Rachel Robinson, Jackie's wife and founder of the Jackie Robinson Foundation, and their daughter, Sharon Robinson, are scheduled to attend the Jackie Robinson Day ceremonies at Citi Field, the home of the Mets, who will host the Brewers.
In conjunction with Jackie Robinson Day weekend, MLB will also host the second annual Trailblazer Series at the MLB Youth Academy in Compton, Calif., for approximately 100 girls, ages 13 and under, representing 21 states as well as Washington, D.C., Puerto Rico and Canada. The three-day tournament that starts Thursday will feature players from AAU, Babe Ruth and Cal Ripken Baseball, Little League International, Reviving Baseball in Inner Cities (RBI), PONY and USSSA, and other leagues along with top coaches and players, including members of USA Baseball's Women's National Team.

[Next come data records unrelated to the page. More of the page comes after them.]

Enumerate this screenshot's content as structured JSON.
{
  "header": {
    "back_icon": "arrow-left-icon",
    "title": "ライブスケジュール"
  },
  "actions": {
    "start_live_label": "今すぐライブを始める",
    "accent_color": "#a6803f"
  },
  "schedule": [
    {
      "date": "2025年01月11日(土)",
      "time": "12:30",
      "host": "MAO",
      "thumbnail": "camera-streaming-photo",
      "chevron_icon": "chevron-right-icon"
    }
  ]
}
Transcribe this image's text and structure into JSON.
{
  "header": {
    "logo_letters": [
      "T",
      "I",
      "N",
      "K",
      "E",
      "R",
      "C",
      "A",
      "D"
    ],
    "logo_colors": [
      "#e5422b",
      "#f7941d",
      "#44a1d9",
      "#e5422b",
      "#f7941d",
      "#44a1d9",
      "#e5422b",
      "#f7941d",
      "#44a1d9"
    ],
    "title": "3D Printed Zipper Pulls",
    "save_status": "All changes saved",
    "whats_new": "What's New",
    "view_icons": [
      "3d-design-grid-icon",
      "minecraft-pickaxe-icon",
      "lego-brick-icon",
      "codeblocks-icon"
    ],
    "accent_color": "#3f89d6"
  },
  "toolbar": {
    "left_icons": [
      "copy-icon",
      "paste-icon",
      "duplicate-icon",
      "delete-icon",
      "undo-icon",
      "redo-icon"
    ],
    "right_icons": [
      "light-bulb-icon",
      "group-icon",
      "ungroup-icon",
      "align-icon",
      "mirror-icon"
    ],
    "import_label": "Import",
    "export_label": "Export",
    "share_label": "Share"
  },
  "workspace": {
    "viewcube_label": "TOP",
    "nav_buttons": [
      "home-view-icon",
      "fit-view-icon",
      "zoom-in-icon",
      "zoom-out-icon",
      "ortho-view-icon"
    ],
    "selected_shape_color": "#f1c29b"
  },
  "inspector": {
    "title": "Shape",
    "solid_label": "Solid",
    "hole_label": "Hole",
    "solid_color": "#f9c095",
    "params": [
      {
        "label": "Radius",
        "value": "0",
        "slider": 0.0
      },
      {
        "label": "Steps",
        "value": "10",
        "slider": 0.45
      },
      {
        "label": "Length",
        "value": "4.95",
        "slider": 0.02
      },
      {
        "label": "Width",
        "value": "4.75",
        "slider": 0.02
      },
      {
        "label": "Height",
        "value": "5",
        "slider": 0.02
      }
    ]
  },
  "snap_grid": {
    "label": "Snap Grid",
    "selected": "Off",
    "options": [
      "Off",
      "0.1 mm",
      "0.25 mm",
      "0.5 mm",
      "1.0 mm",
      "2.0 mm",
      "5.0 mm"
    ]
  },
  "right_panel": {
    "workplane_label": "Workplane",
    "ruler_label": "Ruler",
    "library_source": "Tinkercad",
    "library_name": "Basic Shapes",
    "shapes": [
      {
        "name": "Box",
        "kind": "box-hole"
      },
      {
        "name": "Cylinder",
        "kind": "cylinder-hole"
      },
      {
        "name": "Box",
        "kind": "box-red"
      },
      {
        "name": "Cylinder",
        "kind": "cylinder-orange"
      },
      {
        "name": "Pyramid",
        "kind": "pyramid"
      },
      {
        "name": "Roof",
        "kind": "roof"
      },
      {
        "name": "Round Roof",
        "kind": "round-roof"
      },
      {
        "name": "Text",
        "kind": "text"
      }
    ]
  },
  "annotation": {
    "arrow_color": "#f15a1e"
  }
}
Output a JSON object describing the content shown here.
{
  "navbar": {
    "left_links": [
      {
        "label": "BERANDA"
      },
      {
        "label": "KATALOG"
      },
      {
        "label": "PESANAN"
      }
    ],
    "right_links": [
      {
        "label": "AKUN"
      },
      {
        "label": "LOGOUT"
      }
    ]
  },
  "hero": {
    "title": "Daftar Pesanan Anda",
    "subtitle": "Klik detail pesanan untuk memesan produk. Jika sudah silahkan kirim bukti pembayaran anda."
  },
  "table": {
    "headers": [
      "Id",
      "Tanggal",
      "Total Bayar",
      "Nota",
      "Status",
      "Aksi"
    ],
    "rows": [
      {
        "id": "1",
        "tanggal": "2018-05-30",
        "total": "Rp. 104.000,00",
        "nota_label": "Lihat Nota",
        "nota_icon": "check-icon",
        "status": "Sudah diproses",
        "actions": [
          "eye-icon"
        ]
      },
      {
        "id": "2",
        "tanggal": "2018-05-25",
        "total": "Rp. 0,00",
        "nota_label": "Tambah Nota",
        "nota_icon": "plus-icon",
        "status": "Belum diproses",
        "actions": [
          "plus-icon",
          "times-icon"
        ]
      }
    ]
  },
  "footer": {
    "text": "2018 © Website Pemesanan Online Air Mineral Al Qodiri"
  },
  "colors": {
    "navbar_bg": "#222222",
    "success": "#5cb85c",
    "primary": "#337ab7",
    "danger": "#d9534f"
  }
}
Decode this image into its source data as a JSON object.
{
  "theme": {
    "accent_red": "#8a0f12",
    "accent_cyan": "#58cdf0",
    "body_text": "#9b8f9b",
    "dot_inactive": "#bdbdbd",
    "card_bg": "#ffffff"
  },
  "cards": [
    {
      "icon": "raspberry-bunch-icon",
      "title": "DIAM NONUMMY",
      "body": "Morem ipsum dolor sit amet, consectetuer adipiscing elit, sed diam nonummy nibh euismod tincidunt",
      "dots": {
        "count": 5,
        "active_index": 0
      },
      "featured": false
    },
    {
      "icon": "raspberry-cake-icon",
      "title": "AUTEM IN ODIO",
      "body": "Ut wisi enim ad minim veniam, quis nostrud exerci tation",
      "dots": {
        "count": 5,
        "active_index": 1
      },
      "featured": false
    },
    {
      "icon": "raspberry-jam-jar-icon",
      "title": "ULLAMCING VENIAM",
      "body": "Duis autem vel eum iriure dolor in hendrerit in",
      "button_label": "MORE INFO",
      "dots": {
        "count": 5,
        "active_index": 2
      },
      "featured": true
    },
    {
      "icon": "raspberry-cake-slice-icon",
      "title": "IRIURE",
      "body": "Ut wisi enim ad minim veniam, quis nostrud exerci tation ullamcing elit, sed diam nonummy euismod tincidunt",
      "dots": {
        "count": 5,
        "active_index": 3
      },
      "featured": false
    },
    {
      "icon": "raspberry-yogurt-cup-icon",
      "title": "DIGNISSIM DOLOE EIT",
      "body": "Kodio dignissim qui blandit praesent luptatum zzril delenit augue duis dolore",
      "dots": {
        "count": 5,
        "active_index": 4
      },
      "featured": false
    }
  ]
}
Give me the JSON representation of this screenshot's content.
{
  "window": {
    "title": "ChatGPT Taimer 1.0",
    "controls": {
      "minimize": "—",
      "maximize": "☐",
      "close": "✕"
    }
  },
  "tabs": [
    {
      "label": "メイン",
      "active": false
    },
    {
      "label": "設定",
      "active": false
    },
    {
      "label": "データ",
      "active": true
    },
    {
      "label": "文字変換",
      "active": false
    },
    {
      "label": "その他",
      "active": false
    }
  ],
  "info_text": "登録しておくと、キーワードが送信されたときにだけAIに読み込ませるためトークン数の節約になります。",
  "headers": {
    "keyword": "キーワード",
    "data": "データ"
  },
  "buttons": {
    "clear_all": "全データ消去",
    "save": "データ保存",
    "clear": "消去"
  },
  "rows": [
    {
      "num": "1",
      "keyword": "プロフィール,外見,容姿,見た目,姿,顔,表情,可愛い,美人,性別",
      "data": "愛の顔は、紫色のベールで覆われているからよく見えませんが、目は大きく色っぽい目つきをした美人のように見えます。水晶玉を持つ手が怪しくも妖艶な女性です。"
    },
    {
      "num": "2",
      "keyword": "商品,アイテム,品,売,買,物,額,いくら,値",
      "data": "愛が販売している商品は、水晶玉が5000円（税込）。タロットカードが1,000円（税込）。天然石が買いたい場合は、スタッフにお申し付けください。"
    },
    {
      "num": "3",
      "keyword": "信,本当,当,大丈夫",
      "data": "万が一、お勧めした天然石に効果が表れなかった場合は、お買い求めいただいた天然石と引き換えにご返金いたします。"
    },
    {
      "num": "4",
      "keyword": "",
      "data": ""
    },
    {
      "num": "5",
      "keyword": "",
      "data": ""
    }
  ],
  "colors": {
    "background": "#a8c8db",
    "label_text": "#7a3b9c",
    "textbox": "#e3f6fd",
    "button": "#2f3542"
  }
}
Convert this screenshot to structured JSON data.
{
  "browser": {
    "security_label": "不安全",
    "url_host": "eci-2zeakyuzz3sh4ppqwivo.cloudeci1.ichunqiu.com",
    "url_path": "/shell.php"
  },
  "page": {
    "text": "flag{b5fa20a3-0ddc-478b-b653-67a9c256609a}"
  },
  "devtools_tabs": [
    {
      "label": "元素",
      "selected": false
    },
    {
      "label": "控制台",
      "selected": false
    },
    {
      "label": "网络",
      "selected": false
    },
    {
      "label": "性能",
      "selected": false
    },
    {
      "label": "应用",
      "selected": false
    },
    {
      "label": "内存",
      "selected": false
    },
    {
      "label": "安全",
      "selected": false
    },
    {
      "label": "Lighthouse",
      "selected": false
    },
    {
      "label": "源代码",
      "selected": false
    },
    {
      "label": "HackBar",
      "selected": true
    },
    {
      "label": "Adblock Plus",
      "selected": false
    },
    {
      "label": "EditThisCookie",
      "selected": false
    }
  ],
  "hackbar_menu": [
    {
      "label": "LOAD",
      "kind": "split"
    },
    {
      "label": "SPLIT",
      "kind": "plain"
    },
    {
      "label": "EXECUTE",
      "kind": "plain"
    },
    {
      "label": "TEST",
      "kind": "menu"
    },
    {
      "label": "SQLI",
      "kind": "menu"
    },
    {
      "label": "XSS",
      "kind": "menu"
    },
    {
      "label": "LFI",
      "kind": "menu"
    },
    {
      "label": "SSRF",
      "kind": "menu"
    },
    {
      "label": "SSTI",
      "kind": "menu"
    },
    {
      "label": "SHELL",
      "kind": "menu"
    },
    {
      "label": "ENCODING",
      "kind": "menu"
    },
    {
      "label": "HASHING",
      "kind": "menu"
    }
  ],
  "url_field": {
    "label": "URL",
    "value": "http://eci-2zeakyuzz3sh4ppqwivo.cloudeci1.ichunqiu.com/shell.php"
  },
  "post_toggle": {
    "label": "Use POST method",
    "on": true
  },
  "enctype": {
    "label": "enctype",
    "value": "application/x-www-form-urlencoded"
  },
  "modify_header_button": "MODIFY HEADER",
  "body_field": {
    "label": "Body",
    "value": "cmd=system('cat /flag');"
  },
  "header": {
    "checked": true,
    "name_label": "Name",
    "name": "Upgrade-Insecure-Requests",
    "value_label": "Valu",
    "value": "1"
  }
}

These dates and figures also are important as MLB celebrates the league's growing diversity on Jackie Robinson Day. African-American/African-Canadian/Black players made up 8.4 percent of Major League rosters on Opening Day this year, the highest percentage on Opening Day active rosters in the past six seasons.
Overall, 41 percent of players on 2018 active, Opening Day rosters are of African-American/African-Canadian/Black, Latino, Asian or Pacific Island descent. Also, the first round of the MLB Draft has featured 41 African-American players out of 204 total selections since 2012, a total of 20.1 percent.
On April 16, MLB and Scholastic will announce all 10 winners of the Breaking Barriers: In Sport, In Life essay contest, which honors the legacy of Robinson. The contest recognizes students who have overcome barriers in their own lives using the example set forth by Robinson. The grand-prize winners from each category will win a trip to the 2018 MLB All-Star Game and World Series, respectively.